Last Thursday, I began writing my next blog–a discussion about the hard decisions a writer has to make when committing to a memoir. How do we protect our dignity yet still tell the truth–or at least keep the fictionalized version to a minimum? I’ll post that soon, but in the meantime, a complaint about distraction (or why that blog still isn’t finished).
Everything about a warmer clime calls to me right now. First, you have to know that for the past ten years, we’ve lived in a rural setting; our house sits on a hill eleven miles from the closest town. Living out here was fun, initially, but circumstances change with professional demands.
On Friday morning, the weather reports were dire: freezing temperatures, snow accumulation, hazardous roads. Not different from what other areas were experiencing, but a bit more worrisome here, since we are serviced by a twisting, county road that doesn’t get first priority for plowing or sanding. Snowed in really means just that.
In keeping with Murphy’s Law, about 2 hours after my partner left last Friday (with his band for an out-of-state gig), the power went off while I was outside sweeping snow off the steps and cars. Naturally, I called the power company, since there is a fuse that goes out about once a month at a small church located a quarter of mile from here. Usually they fix it and we’re good until the next squirrel or bird attacks that particular fuse box.

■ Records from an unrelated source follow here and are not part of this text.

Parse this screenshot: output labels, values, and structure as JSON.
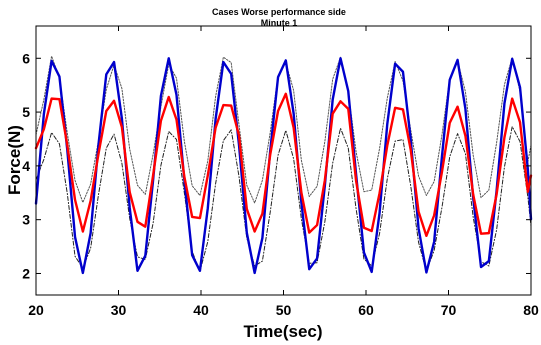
{
  "chart_data": {
    "type": "line",
    "title": "Cases Worse performance side",
    "subtitle": "Minute 1",
    "xlabel": "Time(sec)",
    "ylabel": "Force(N)",
    "xlim": [
      20,
      80
    ],
    "ylim": [
      1.6,
      6.6
    ],
    "xticks": [
      20,
      30,
      40,
      50,
      60,
      70,
      80
    ],
    "yticks": [
      2,
      3,
      4,
      5,
      6
    ],
    "grid": false,
    "legend": "none",
    "series": [
      {
        "color": "#0000cc",
        "style": "solid-thick",
        "x": [
          20,
          20.95,
          21.89,
          22.84,
          23.79,
          24.73,
          25.68,
          26.62,
          27.57,
          28.52,
          29.46,
          30.41,
          31.36,
          32.3,
          33.25,
          34.19,
          35.14,
          36.09,
          37.03,
          37.98,
          38.93,
          39.87,
          40.82,
          41.77,
          42.71,
          43.66,
          44.6,
          45.55,
          46.5,
          47.44,
          48.39,
          49.34,
          50.28,
          51.23,
          52.17,
          53.12,
          54.07,
          55.01,
          55.96,
          56.91,
          57.85,
          58.8,
          59.75,
          60.69,
          61.64,
          62.58,
          63.53,
          64.48,
          65.42,
          66.37,
          67.32,
          68.26,
          69.21,
          70.15,
          71.1,
          72.05,
          72.99,
          73.94,
          74.89,
          75.83,
          76.78,
          77.72,
          78.67,
          79.62,
          80
        ],
        "y": [
          3.3,
          4.96,
          5.95,
          5.66,
          4.3,
          2.68,
          2.01,
          2.75,
          4.39,
          5.7,
          5.93,
          4.88,
          3.22,
          2.05,
          2.33,
          3.73,
          5.3,
          6,
          5.32,
          3.74,
          2.34,
          2.05,
          3.21,
          4.87,
          5.93,
          5.71,
          4.4,
          2.76,
          2.01,
          2.66,
          4.28,
          5.65,
          5.96,
          4.97,
          3.31,
          2.08,
          2.28,
          3.63,
          5.23,
          6,
          5.39,
          3.84,
          2.39,
          2.03,
          3.12,
          4.78,
          5.9,
          5.75,
          4.49,
          2.84,
          2.02,
          2.59,
          4.18,
          5.6,
          5.97,
          5.06,
          3.41,
          2.12,
          2.23,
          3.54,
          5.16,
          5.99,
          5.46,
          3.93,
          3.01
        ]
      },
      {
        "color": "#ff0000",
        "style": "solid-thick",
        "x": [
          20,
          20.95,
          21.89,
          22.84,
          23.79,
          24.73,
          25.68,
          26.62,
          27.57,
          28.52,
          29.46,
          30.41,
          31.36,
          32.3,
          33.25,
          34.19,
          35.14,
          36.09,
          37.03,
          37.98,
          38.93,
          39.87,
          40.82,
          41.77,
          42.71,
          43.66,
          44.6,
          45.55,
          46.5,
          47.44,
          48.39,
          49.34,
          50.28,
          51.23,
          52.17,
          53.12,
          54.07,
          55.01,
          55.96,
          56.91,
          57.85,
          58.8,
          59.75,
          60.69,
          61.64,
          62.58,
          63.53,
          64.48,
          65.42,
          66.37,
          67.32,
          68.26,
          69.21,
          70.15,
          71.1,
          72.05,
          72.99,
          73.94,
          74.89,
          75.83,
          76.78,
          77.72,
          78.67,
          79.62,
          80
        ],
        "y": [
          4.33,
          4.68,
          5.25,
          5.24,
          4.39,
          3.37,
          2.78,
          3.35,
          4.22,
          5.02,
          5.21,
          4.72,
          3.51,
          2.96,
          2.87,
          3.82,
          4.84,
          5.28,
          4.86,
          3.8,
          3.05,
          3.03,
          3.82,
          4.71,
          5.13,
          5.12,
          4.57,
          3.2,
          2.78,
          3.11,
          4.21,
          5.02,
          5.34,
          4.71,
          3.5,
          2.76,
          2.9,
          3.73,
          4.97,
          5.2,
          5.06,
          3.72,
          2.85,
          2.79,
          3.49,
          4.38,
          5.08,
          5.05,
          4.3,
          3.15,
          2.7,
          3.08,
          3.89,
          4.8,
          5.1,
          4.56,
          3.47,
          2.74,
          2.75,
          3.47,
          4.53,
          5.25,
          4.81,
          3.52,
          3.82
        ]
      },
      {
        "color": "#555555",
        "style": "dotted",
        "x": [
          20,
          20.95,
          21.89,
          22.84,
          23.79,
          24.73,
          25.68,
          26.62,
          27.57,
          28.52,
          29.46,
          30.41,
          31.36,
          32.3,
          33.25,
          34.19,
          35.14,
          36.09,
          37.03,
          37.98,
          38.93,
          39.87,
          40.82,
          41.77,
          42.71,
          43.66,
          44.6,
          45.55,
          46.5,
          47.44,
          48.39,
          49.34,
          50.28,
          51.23,
          52.17,
          53.12,
          54.07,
          55.01,
          55.96,
          56.91,
          57.85,
          58.8,
          59.75,
          60.69,
          61.64,
          62.58,
          63.53,
          64.48,
          65.42,
          66.37,
          67.32,
          68.26,
          69.21,
          70.15,
          71.1,
          72.05,
          72.99,
          73.94,
          74.89,
          75.83,
          76.78,
          77.72,
          78.67,
          79.62,
          80
        ],
        "y": [
          4.58,
          5.23,
          6.04,
          5.64,
          4.61,
          3.73,
          3.32,
          3.66,
          4.47,
          5.42,
          5.88,
          5.44,
          4.31,
          3.64,
          3.47,
          4.21,
          5.1,
          5.89,
          5.63,
          4.46,
          3.63,
          3.45,
          4.09,
          5.29,
          6.02,
          5.92,
          4.77,
          3.64,
          3.31,
          3.73,
          4.62,
          5.68,
          5.92,
          5.4,
          4.1,
          3.43,
          3.62,
          4.45,
          5.61,
          6.02,
          5.38,
          4.26,
          3.52,
          3.55,
          4.32,
          5.26,
          5.94,
          5.58,
          4.67,
          3.81,
          3.45,
          3.71,
          4.58,
          5.63,
          5.96,
          5.38,
          4.2,
          3.41,
          3.55,
          4.43,
          5.51,
          6.01,
          5.38,
          4.08,
          4.38
        ]
      },
      {
        "color": "#222222",
        "style": "dash-dot",
        "x": [
          20,
          20.95,
          21.89,
          22.84,
          23.79,
          24.73,
          25.68,
          26.62,
          27.57,
          28.52,
          29.46,
          30.41,
          31.36,
          32.3,
          33.25,
          34.19,
          35.14,
          36.09,
          37.03,
          37.98,
          38.93,
          39.87,
          40.82,
          41.77,
          42.71,
          43.66,
          44.6,
          45.55,
          46.5,
          47.44,
          48.39,
          49.34,
          50.28,
          51.23,
          52.17,
          53.12,
          54.07,
          55.01,
          55.96,
          56.91,
          57.85,
          58.8,
          59.75,
          60.69,
          61.64,
          62.58,
          63.53,
          64.48,
          65.42,
          66.37,
          67.32,
          68.26,
          69.21,
          70.15,
          71.1,
          72.05,
          72.99,
          73.94,
          74.89,
          75.83,
          76.78,
          77.72,
          78.67,
          79.62,
          80
        ],
        "y": [
          3.74,
          4.12,
          4.62,
          4.41,
          3.49,
          2.32,
          2.1,
          2.47,
          3.46,
          4.33,
          4.59,
          4.05,
          3.02,
          2.31,
          2.26,
          2.93,
          4.01,
          4.64,
          4.49,
          3.5,
          2.41,
          2.04,
          2.59,
          3.67,
          4.47,
          4.67,
          3.81,
          2.66,
          2.14,
          2.23,
          3.14,
          4.2,
          4.66,
          4.13,
          3.01,
          2.19,
          2.2,
          2.96,
          4.05,
          4.7,
          4.33,
          3.2,
          2.27,
          2.14,
          2.74,
          3.76,
          4.46,
          4.49,
          3.63,
          2.58,
          2.04,
          2.43,
          3.23,
          4.17,
          4.6,
          4.23,
          3.05,
          2.22,
          2.14,
          2.81,
          3.98,
          4.73,
          4.45,
          3.42,
          2.88
        ]
      }
    ]
  }
}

Thirty minutes later, two really huge power trucks (the kind with pole rigs) show up in my driveway (digging a significant rut) and two burly guys get out and investigate the outside fuse box, the transformer on the pole, etc. They conclude it might be in the inside breaker box. They hesitate to come in because their boots are snowy/muddy.
I point out to them that this is an all-electric house; I will be alone here three days; the pipes will likely freeze; I have a damn cat that I can’t haul into a hotel in town; thus, my floors and their boots are at the bottom of my priorities. Just get the bloody power back on. I knew where the new power box was, but it didn’t have a main switch so there must be another one. I call my partner on his cell and, although he was somewhere between Nashville and Chattanooga by then, in a van with noisy musicians, he heard his phone and, miraculously, answered.
With my new knowledge, I lead “Muddy Boots” into my resident musician’s room and prepare to find the electric box in his closet. But first I have to unload it because he uses the closet in the other bedroom for clothes and this one is stacked with music shit. Okay, we find the box, the main switch has tripped, “Muddy Boots” restores it and I have power, but he warns me the switch is old and can “go at any time,” to which, showing remarkable restraint, I say, “Okay” instead of “Simply fxxxing lovely.”
So far, the power is on and my floors are mopped clean. I’ll get to that other blog yet.